Contact provides essential support during COVID-19
"During this pandemic our helpline and information service didn’t stop, we continued to be at the end of the phone."
Contact (this link will take you away from our website) is the charity for families with disabled children. We understand that life with a disabled child brings unique challenges. We exist to help families feel valued, supported, confident and informed.
We work in three ways. We support families with information and guidance via our national Freephone helpline, websites and social media platforms, workshops and information stands promoting our parent carer guides on every topic from benefits and finance to health and wellbeing and supporting families through early years to preparing for adult life. We bring families together signposting to and working with local and national support groups. We help families to campaign, volunteer, fundraise and shape local services to improve life for themselves and other families by carrying out surveys and research like our ‘Caring More Than Most’ report (this link will take you away from our website).
At the onset of COVID-19 we wanted to identify how lockdown was affecting families and carried out a survey with them. The ‘Left in Lockdown’ report (this link will take you away from our website) showed the increase in caring for parent carers and for siblings. Many families have seen the little support they received before stop altogether. There was an impact on both mental and physical health for all members of the family. Parents’ main concerns were children’s behaviour and mental health, the impact of children’s friendships, managing home schooling and what will happen if parents contract COVID-19. Parents also felt the financial pressures of reduced incomes and increased costs. They also had concerns going forward, particularly for those who are shielding.
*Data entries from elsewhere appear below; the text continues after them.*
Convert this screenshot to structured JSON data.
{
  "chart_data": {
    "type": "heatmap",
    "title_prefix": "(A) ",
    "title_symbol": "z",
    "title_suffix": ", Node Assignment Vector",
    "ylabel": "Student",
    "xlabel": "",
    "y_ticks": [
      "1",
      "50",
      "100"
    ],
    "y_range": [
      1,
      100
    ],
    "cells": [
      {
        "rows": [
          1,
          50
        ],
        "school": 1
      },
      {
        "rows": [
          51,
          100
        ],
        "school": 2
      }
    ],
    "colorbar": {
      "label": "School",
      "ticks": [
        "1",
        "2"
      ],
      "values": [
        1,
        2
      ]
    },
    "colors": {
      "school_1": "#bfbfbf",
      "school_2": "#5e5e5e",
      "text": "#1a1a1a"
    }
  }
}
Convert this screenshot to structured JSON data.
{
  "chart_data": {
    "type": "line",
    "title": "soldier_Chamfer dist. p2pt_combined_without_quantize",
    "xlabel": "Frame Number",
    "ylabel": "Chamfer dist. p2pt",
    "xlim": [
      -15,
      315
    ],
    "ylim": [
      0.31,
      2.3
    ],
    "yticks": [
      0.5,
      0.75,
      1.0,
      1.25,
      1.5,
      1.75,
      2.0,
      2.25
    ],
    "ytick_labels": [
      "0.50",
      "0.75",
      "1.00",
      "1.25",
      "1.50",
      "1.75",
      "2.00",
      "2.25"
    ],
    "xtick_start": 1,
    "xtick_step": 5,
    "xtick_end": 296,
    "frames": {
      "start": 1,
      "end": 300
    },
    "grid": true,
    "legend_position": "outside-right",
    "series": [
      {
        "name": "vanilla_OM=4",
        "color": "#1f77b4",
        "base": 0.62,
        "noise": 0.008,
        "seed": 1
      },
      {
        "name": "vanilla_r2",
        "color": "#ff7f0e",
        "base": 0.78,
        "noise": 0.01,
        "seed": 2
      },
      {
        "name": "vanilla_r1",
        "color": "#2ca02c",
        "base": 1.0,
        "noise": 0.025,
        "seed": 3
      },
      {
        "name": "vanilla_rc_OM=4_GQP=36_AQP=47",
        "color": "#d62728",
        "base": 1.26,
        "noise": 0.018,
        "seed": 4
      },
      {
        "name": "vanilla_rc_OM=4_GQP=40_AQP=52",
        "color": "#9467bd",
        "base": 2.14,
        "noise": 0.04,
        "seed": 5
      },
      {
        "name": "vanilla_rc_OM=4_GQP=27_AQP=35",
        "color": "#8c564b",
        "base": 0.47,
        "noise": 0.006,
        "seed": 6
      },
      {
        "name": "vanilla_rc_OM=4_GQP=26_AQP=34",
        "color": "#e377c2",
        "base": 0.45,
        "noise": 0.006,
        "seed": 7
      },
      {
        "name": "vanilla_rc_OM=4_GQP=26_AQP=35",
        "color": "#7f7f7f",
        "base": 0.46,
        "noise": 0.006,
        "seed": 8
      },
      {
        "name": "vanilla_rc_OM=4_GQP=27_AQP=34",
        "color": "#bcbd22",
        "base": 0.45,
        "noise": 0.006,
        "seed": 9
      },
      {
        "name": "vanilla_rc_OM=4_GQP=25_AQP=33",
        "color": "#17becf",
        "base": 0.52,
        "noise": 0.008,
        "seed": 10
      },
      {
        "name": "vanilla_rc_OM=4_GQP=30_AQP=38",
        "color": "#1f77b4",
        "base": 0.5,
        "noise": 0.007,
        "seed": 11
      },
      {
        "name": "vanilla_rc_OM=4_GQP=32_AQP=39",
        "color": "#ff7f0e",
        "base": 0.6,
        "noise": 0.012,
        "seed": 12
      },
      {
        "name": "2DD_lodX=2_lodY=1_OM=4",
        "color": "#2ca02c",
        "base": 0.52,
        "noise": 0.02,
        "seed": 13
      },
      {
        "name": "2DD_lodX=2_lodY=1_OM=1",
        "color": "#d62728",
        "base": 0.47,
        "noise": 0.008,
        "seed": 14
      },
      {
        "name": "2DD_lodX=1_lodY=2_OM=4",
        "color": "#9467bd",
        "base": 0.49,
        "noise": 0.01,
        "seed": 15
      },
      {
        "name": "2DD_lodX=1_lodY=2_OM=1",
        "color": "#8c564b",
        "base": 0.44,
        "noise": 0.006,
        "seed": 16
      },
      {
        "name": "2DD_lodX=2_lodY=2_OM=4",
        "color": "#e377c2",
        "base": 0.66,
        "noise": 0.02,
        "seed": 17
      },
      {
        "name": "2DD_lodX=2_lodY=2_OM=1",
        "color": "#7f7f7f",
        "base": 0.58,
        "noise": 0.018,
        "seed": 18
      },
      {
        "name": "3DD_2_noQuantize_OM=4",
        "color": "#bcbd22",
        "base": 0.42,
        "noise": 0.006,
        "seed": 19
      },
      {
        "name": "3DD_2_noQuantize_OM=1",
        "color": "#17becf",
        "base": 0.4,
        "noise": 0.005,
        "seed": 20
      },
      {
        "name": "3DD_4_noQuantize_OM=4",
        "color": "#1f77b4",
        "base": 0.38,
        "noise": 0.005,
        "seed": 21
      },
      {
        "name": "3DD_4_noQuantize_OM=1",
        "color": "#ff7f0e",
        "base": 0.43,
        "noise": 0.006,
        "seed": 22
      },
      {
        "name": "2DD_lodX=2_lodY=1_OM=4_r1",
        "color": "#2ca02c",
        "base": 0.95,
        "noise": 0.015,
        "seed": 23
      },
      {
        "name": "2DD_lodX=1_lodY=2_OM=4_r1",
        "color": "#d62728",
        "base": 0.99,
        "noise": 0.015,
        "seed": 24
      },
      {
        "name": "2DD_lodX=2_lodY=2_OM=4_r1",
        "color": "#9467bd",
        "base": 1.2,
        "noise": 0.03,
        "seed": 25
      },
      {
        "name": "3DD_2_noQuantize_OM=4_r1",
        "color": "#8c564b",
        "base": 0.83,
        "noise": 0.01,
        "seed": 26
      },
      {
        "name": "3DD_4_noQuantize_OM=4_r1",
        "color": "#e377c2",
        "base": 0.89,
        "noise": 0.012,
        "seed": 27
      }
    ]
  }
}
During this pandemic our helpline and information service didn’t stop, we continued to be at the end of the phone or email, helping parents navigate financial and benefits enquiries and sourcing funding for replacing damaged furniture and equipment when all services looked closed. We connected with partners, other charities and professionals to ensure that they knew we were still there for families during this time. We responded to survey responses and worked with funders to develop new services including our small grants for families to purchase toys and sensory equipment for their children on our Fledglings online shop. We set up a dedicated Listening Ear Helpline for parent carers who just needed a parent adviser to listen to them and talk at length. Although we couldn’t do face to face work like sleep and behaviour workshops, we quickly adapted these to webinars and virtual workshops. These are not for everyone, so we continued to update our website information, ensuring clear COVID-19 information was available on our home page, with social media posts, e-bulletins, newsletters and parent guides. We adapted our project delivery for a newly awarded grant from the Scottish Government to develop dedicated information on the new social security benefits and grants for families to provide COVID-19 related information on finances and benefits so families do not miss out.
Some staff were used to working from home and office based colleagues quickly adapted to it. Home workers also felt the challenges of not being able to meet families at events and workshops. Our helpline and the information line in Scotland experienced more complex enquiries, finding that services were not there to signpost parent carers to. Many of our staff are parent carers or have caring responsibilities for their parents so they had to juggle work, caring and home schooling and shielding.
As a charity that supports parent carers, we understand the pressures of working and caring and have policies that support our staff, volunteers and associates including more flexible working hours. We found that parent carers preferred online workshops in the evening, so staff adapted their working day. Staff quickly supported each other on using virtual platforms, using Skype, MS teams, GoToMeeting and Zoom. Working groups were established leading to more collaboration and helping to prevent isolation. We also used these platforms with partners to develop new programmes of webinars for families who have missed out on transition planning into adult life and attending policy group meetings.
The determination in the third sector to ensure we are there for the families we support was increased during lockdown and demonstrated the third sector’s agility and innovation, with much learning being shared within the charity, but also with funders, partners and families. Colleagues across the third sector rose to the challenge, responding to information requests and sharing with each other at policy meetings like the ALLIANCE GIRFEC Advisory Group and Disabled Children’s Advisory Group so that we could not only continue to support families but ensure it was the support they needed at this time.